The main part of the story concerns a young couple (John Hurt and Judy Geeson) with a baby who move into the building. Christie (Richard Attenborough) conceives a cunning plan to kill the wife (and yes, even the baby) openly and blame it on the husband. His plan works and he is a key prosecution witness at the trial. Only later does the truth emerge.

The early reveal of his crimes is a useful bit of filmmaking. For the audience his every little look and gesture is loaded with menace. He's fooling everyone else but not us; if only we could warn them! Surely he's not going to... oh, no, he really is. The growing realization and dread in his wife's eyes is something to behold.

Great cast all around with Attenborough unforgettable as the soft-spoken psychopath, skilled at getting into people's lives and setting them up for vile death. His barely concealed excitement is chilling.

Christie had a prominent domed forehead and Attenborough has a well-made headpiece to match.

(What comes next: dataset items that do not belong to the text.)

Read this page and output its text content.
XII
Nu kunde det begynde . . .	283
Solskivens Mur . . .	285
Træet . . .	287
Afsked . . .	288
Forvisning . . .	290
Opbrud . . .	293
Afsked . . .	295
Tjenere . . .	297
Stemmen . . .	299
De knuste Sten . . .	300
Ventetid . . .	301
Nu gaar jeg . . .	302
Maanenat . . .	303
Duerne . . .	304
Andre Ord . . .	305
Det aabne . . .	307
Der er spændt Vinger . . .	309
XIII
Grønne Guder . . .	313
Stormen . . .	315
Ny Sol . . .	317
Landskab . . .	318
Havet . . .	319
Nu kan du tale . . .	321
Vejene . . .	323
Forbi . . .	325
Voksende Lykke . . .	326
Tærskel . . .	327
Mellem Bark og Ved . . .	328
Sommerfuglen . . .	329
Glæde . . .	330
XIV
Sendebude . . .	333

It beggars belief, but the executioner who hanged both the innocent man and the guilty one consulted on the execution scene in the film. They say he had "gallows humor". The hanging is done speedily, no time for last words or emotion. For a sympathetic bio-pic of the hangman see Pierrepoint (2006) with Timothy Spall.

Available on Blu-ray from Twilight Time with two commentary tracks.

The first is an earnest conversation between Nick Redman, Lem Dobbs and actress Judy Geeson. They were all young people in London when the Christie murders were still current and have vivid memories of the time. They marvel at how an American director could capture the historical moods and textures so well.

The second is a thoughtful track by John Hurt, done previously for a DVD edition but still made over 30 years after the film.